From The Day in Connecticut. “Local foreclosure filings during this year’s first quarter jumped more than 50 percent, according to statistics released Tuesday, and experts say housing prices will likely drop as a result.”

“Numbers from The Warren Group show that first-stage foreclosure filings in New London County were up 54.2 percent during the January-through-March period compared with the same period in 2007.”

“A total of 407 foreclosure filings were started in the past quarter, compared with 264 last year. That’s nearly double the number of foreclosures in the same period of 2006.”

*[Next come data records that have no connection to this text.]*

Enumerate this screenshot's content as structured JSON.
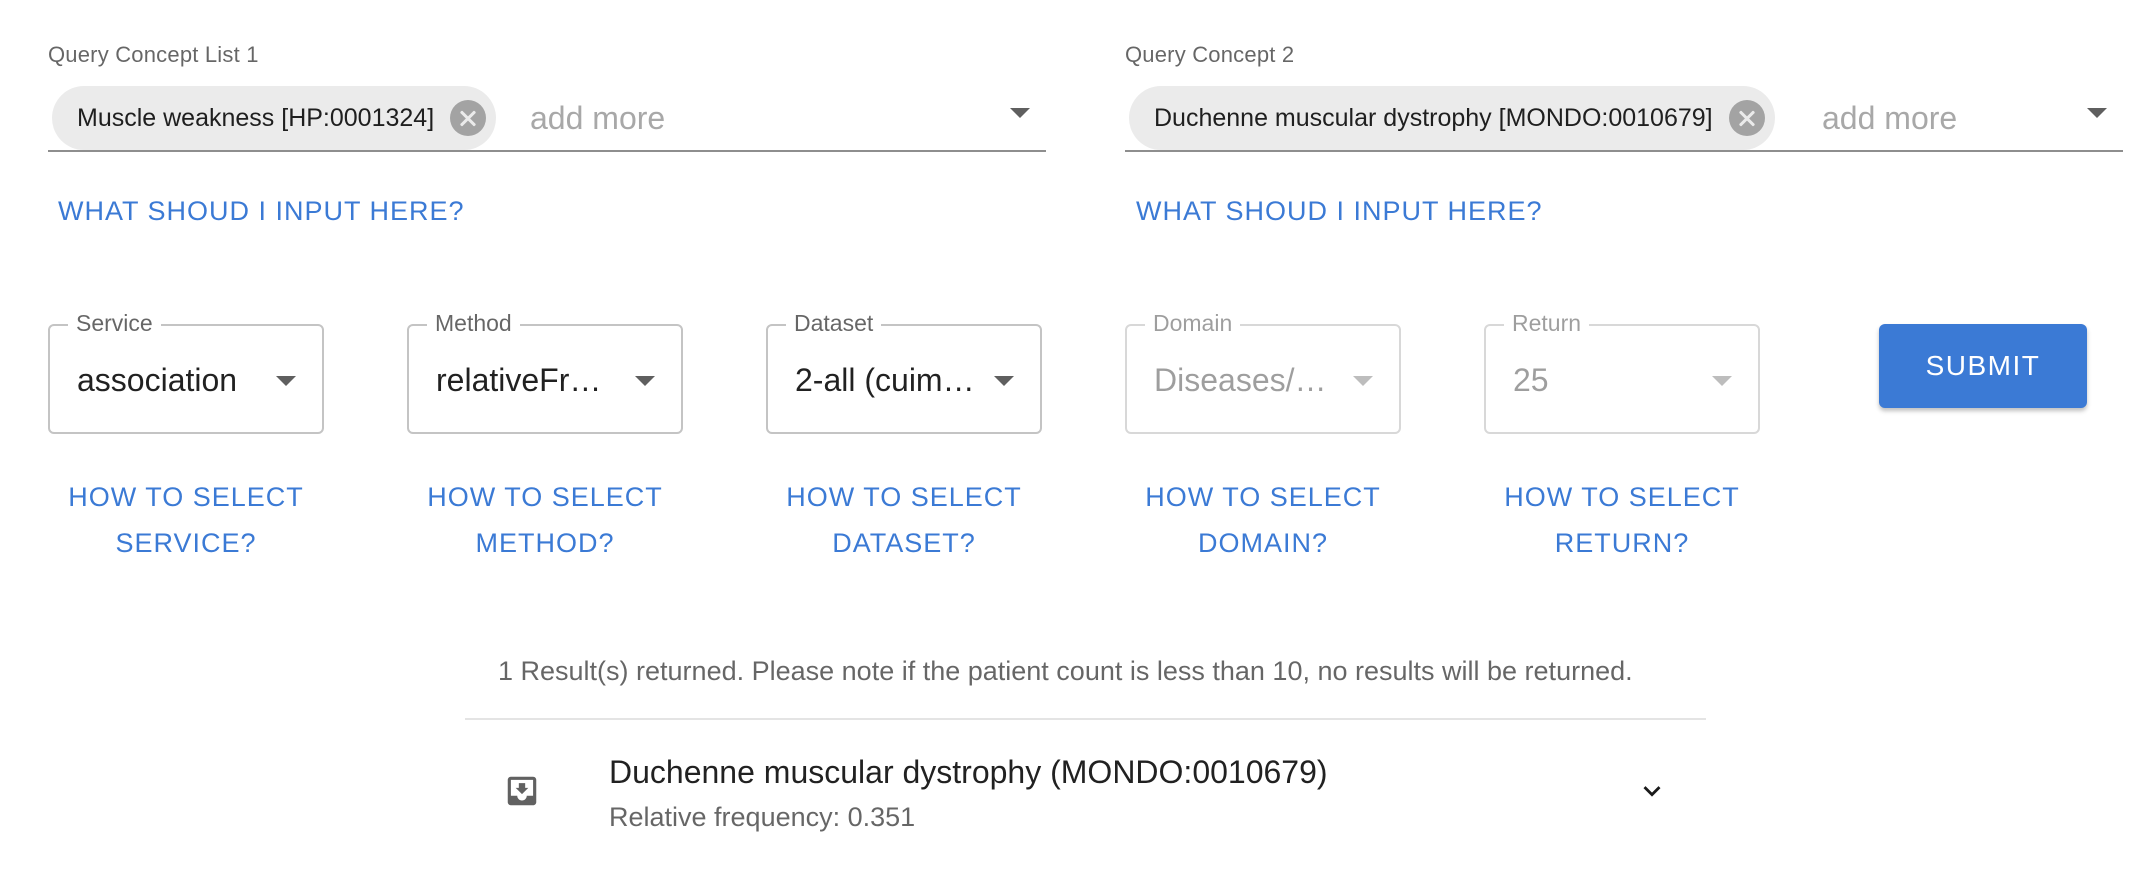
{
  "query1": {
    "label": "Query Concept List 1",
    "chip": "Muscle weakness [HP:0001324]",
    "placeholder": "add more",
    "help": "WHAT SHOUD I INPUT HERE?"
  },
  "query2": {
    "label": "Query Concept 2",
    "chip": "Duchenne muscular dystrophy [MONDO:0010679]",
    "placeholder": "add more",
    "help": "WHAT SHOUD I INPUT HERE?"
  },
  "selects": {
    "service": {
      "label": "Service",
      "value": "association",
      "help_line1": "HOW TO SELECT",
      "help_line2": "SERVICE?",
      "disabled": false
    },
    "method": {
      "label": "Method",
      "value": "relativeFre…",
      "help_line1": "HOW TO SELECT",
      "help_line2": "METHOD?",
      "disabled": false
    },
    "dataset": {
      "label": "Dataset",
      "value": "2-all (cuim…",
      "help_line1": "HOW TO SELECT",
      "help_line2": "DATASET?",
      "disabled": false
    },
    "domain": {
      "label": "Domain",
      "value": "Diseases/…",
      "help_line1": "HOW TO SELECT",
      "help_line2": "DOMAIN?",
      "disabled": true
    },
    "return": {
      "label": "Return",
      "value": "25",
      "help_line1": "HOW TO SELECT",
      "help_line2": "RETURN?",
      "disabled": true
    }
  },
  "submit_label": "SUBMIT",
  "results": {
    "note": "1 Result(s) returned. Please note if the patient count is less than 10, no results will be returned.",
    "items": [
      {
        "title": "Duchenne muscular dystrophy (MONDO:0010679)",
        "subtitle": "Relative frequency: 0.351"
      }
    ]
  },
  "icons": {
    "chip_delete": "cancel-icon",
    "dropdown": "arrow-drop-down-icon",
    "result": "move-to-inbox-icon",
    "expand": "expand-more-icon"
  },
  "colors": {
    "primary": "#3b7ad5",
    "chip_bg": "#ebebeb",
    "chip_delete": "#a3a3a3"
  }
}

“‘The victims of foreclosure, for the most part, are not able to re-enter the housing market right away, so there are thousands fewer people in the market for a new home,’ Warren said in a statement.’It will take some time before the number of foreclosures starts to stabilize, and home sales and prices pick up.’”

“Vincent Valvo, group publisher at The Warren Group, said it generally takes anywhere from three to six months for foreclosures to be completed once the initial filing is made. He added that an increase in foreclosures of more than 50 percent would translate into lower prices over the short term.”

“‘It really puts an incredible strain on the market,’ he said.’It cannot bode well for property sellers. It’s likely that the value (of homes) is going to decline (further), and much faster than so far.’”

“Massachusetts prices dropped 10 percent in March compared to a year ago, while Rhode Island’s decline for the month stood at 10.3 percent. Both states are seeing reductions in real-estate prices not experienced since the late 1980s.”

“In fact, Valvo said, the situation is so bad in Massachusetts that for every house sold in the state, another is going into foreclosure.”

“‘It’s an absolutely terrifying real estate situation in Massachusetts; it’s a bad dream in Connecticut,’ he said.”